Non-brute-force proof of parabola tangent property I'm working through a classic Calculus book (Morris Kline), and one of the problems is:

Prove that the foot of the perpendicular from the focus to any tangent
  of a parabola lies on the tangent to the vertex.

Basically, it's saying that if the parabola $y=x^2$ has a tangent line T at point $P$, and we draw a line $L$ perpendicular to $T$ that goes through the focus $F$, then $T$ meets $L$ at a point where $y=0$.
I managed to prove this by:


*

*Calculating the equation of $T$ (based on slope of $y'$ and point $P$)

*Calculating the equation of $L$ (based on slope of $\frac{-1}{y'}$ and point $F$)

*Putting $y=0$ in both equations and solving for $x$

*Observe that they both have the same $x$ at $y=0$ and therefore they meet on the $x$ axis.

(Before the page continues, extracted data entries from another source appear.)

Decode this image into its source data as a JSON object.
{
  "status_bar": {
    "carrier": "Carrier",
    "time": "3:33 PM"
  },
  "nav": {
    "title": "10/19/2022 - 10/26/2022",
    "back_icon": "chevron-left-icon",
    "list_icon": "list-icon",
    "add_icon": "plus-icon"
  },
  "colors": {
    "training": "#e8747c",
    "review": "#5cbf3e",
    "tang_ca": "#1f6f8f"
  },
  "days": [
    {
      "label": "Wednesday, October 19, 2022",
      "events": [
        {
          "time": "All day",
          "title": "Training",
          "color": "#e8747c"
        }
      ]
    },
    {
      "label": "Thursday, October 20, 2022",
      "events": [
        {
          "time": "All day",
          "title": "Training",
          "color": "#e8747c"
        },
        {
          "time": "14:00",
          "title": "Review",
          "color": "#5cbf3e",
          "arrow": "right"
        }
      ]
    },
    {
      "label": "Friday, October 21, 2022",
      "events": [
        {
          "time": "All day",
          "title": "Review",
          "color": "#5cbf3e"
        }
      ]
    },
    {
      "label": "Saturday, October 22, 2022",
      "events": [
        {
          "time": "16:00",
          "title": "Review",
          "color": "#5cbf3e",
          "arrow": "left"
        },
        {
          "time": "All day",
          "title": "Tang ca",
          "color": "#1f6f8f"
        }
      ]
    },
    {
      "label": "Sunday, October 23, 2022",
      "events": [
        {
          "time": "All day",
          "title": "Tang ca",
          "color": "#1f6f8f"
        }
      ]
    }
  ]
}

HOWEVER, this seems like a very brute-force approach.  It's almost like I cheated or I simulated it on the computer with $1000$ points and determined that it is so.  I don't really understand WHY these $2$ lines must meet in this manner.
Is there any sort of geometric or intuitive proof?
 A: Suppose we have a parabola $P$ with focus $F$ ad directrix $l$ (so that $P$ is the set of points equidistant to $F$ and $l$), and let $A$ be a point on the parabola, and $A'$ be the projection of $A$ onto $l$.
Notice that the bisector of the interval $FA'$ intersects $P$ at $A$ (by the definition, as the distance from $A$ to $A'$ is the distance from $A$ to $l$), and it doesn't intersect $P$ at any other point: if it did, we would have, between the two intersection points, another point which is closer to $A'$ (and therefore to $l$) than to $F$. We conclude that the bisector is, in fact, tangent to $P$ at $A$: the only lines which intersect the parabola at exactly one point are the tangents and the vertical lines, and clearly the bisector isn't vertical. How you would prove it depends on how you define the tangent, exactly, but I think the best way would be to show that for any line through $P$ with slope distinct from vertical and tangential, you can find a secant with that slope.
Now, consider the triangle $FAA'$, and denote by $B$ the midpoint of $FA'$. Notice that because $FAA'$ is isosceles, $FB$ is perpendicular to $BA$, which is the tangent to $P$ at $A$, so it's enough to show that $B$ lies on the tangent to vertex of $P$.
To see that last part, notice that if you draw a line $l'$ parallel to $l$ through $B$, you get a line whose distance from $F$ is half of the distance from $F$ to $l'$ (by the intercept theorem, because $B$ is the bisetor of $FA'$ and $A'$ lies on $l$), so $l'$ is just the tangent to $P$ at vertex.